В спальне стоит диван и небольшой столик. В простенке у окна висит настенный календарь за 1898 год — последний год, когда Чехов работал во флигеле. Эту комнату Антон Павлович называл «духовкой», так как в ней бывало жарко и зимой и летом.

В самой большой комнате флигеля, с двумя окнами (одно — на юг, другое — на север), был рабочий кабинет писателя. Здесь за письменным столом Чехов писал свои мелиховские произведения. На столе — чернильница, купленная матерью писателя, настольная керосиновая лампа, свечи в бронзовых подсвечниках, справочники «Вся Москва», «Весь Петербург», письма, конверты. Письменный стол Чехова — самый драгоценный экспонат музея. Он был куплен в Москве в 1889 году, и, следовательно, Антон Павлович работал за этим столом в московских квартирах на Садовой-Кудринской и на Малой Дмитровке. По свидетельству М.П. Чеховой, все мелиховские произведения написаны за этим столом. Именно с такой аннотацией этот стол многие годы экспонировался в ялтинском музее Чехова, а в 1957 году его передали в Мелихово.

23 июня 1897 года П.Е. Чехов записал в дневнике: «Антоша перебрался в скит, подвизается в посте и трудах, отшельником удаляясь от мирской суеты». А в августе того года А.П. Чехов пишет: «Уж подуло с севера, наступает осень; и даже в солнечной теплоте чувствуется что-то осеннее. И приятно, и немножко как будто грустно».

Осенью запахло очень рано, и тяжелобольной Антон Павлович стал собираться в теплые края. 1 сентября он уехал за границу, во Францию.

Мария Павловна Чехова сразу принялась за ремонт флигеля, который стал любимым рабочим местом писателя. «Наконец, печь во флигеле окончена! — писала Мария Павловна брату в Ниццу 13 октября. — Горяча со всех сторон, по-видимому будет тепло. В пятницу, 17, учитель придет оклеивать и потом красить окна и двери». А 24 октября она сообщила: «Во флигеле очень тепло, один раз доходило до 21° тепла. Внутри стены, по совету Семенковича, я обила шведским картоном, и от этого теплота значительно увеличилась. Без меня учитель будет оклеивать обоями». Здесь Мария Павловна поясняет: речь идет о талежском учителе Алексее Антоновиче Михайлове. Сельские учителя жили очень бедно и для заработка брали такого рода работы.

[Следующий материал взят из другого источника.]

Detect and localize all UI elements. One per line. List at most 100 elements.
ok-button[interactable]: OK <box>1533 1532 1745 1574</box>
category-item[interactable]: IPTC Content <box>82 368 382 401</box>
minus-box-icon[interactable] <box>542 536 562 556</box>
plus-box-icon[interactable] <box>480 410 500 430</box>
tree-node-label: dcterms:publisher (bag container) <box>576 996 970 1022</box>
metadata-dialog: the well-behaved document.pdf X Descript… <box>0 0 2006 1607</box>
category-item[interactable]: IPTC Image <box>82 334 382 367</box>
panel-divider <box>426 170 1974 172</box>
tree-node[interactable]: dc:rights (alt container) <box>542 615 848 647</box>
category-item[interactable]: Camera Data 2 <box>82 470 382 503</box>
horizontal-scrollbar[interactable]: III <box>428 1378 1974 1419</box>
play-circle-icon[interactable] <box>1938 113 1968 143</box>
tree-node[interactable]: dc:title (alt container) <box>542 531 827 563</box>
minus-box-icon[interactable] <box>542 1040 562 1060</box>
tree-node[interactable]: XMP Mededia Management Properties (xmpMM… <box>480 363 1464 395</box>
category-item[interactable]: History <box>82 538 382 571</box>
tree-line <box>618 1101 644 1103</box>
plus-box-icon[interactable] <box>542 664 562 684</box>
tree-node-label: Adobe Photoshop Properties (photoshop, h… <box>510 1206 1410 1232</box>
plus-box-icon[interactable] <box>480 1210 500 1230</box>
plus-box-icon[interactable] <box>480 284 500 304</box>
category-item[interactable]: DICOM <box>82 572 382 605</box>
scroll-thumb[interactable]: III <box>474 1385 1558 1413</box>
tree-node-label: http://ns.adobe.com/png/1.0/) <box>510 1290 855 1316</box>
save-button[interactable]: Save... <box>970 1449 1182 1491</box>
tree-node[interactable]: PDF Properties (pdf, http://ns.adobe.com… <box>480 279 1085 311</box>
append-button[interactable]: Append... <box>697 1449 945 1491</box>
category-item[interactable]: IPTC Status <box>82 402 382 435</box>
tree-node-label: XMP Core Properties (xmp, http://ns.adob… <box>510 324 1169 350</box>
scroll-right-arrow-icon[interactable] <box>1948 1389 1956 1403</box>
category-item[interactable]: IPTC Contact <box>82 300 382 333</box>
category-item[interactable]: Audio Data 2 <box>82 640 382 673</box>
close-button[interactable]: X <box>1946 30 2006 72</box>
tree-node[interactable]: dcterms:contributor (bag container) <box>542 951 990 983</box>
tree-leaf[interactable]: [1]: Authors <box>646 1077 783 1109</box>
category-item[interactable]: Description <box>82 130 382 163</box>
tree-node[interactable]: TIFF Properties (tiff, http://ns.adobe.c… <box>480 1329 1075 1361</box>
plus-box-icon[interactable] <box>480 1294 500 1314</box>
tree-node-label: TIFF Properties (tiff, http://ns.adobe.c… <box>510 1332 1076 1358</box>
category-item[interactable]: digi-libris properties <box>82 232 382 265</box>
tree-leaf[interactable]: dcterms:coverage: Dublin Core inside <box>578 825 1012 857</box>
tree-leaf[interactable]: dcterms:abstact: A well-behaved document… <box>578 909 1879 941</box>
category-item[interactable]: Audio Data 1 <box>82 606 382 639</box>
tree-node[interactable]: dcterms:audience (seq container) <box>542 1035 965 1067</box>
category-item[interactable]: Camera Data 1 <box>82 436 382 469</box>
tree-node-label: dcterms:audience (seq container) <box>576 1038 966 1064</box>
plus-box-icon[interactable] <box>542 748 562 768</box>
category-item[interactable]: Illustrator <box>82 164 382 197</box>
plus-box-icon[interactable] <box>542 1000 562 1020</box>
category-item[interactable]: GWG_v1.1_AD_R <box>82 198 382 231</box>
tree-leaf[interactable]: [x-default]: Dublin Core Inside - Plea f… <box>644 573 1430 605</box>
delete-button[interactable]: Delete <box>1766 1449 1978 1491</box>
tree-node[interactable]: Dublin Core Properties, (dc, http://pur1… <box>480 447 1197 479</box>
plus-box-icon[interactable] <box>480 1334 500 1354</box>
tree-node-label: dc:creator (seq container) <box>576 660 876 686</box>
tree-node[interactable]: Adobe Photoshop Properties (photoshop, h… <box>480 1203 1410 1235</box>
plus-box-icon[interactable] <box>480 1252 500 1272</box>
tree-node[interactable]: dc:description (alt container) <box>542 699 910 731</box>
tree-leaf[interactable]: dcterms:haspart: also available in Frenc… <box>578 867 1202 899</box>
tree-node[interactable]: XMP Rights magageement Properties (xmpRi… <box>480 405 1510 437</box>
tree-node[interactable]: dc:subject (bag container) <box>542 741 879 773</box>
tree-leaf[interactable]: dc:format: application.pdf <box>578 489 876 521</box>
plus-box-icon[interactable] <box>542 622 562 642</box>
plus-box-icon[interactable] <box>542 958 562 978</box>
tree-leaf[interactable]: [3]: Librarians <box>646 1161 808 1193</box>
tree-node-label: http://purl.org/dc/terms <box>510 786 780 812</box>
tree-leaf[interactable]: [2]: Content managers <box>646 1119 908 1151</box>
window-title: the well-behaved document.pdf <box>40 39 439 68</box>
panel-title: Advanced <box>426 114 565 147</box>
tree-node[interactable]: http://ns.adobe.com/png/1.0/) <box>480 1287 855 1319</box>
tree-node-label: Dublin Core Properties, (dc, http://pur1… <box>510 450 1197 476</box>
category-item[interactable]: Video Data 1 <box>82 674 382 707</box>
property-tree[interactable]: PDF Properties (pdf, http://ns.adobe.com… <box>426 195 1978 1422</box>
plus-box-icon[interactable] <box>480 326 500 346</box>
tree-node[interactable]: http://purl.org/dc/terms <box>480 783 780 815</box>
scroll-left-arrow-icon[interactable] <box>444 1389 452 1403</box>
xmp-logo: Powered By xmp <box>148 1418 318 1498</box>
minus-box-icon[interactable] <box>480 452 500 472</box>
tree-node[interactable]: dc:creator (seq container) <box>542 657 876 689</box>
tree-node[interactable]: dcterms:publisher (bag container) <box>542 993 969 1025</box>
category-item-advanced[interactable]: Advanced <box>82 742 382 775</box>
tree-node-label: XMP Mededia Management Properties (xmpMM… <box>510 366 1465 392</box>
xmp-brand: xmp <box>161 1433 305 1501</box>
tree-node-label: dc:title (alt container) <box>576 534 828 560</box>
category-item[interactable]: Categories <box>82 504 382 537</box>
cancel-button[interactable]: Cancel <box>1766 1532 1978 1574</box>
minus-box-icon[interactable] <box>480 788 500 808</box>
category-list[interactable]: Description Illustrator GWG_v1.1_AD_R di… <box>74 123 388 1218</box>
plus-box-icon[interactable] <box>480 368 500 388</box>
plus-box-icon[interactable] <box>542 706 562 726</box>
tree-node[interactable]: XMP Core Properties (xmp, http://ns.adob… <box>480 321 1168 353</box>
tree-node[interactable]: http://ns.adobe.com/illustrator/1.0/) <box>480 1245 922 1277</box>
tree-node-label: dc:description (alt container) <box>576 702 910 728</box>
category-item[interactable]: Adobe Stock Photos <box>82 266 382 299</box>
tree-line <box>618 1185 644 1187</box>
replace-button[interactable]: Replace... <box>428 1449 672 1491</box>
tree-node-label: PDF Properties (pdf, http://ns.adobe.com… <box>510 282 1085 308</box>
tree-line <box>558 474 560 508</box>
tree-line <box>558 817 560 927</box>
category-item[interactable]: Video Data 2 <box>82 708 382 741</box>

В это время в Мелихове гостила художница М.Т. Дроздова. Она тоже подробно писала Чехову о мелиховском житье: «Каждый день за обедом вижу Алексея Антоновича, он все время возится с флигелем, за ужином (без пива и вина) он обыкновенно говорит о Победоносцеве. Флигель будет на славу, хотя он сейчас ободран, но будет тепло, славно. Мария Павловна много готовит Вам сюрпризов».

Наконец 6 ноября 1897 года Мария Павловна с удовлетворением сообщила брату: «Флигель великолепен, похож внутри на бомбоньерку. Мы немало похлопотали с Алексеем Антоновичем насчет обстановки: обтянули новым сукном стол, повесили ковер на двери — на кольцах, на окнах тоже будут тяжелые занавеси, багеты с кольцами уже повешены. Теперь, по-видимому, дуть не должно ниоткуда».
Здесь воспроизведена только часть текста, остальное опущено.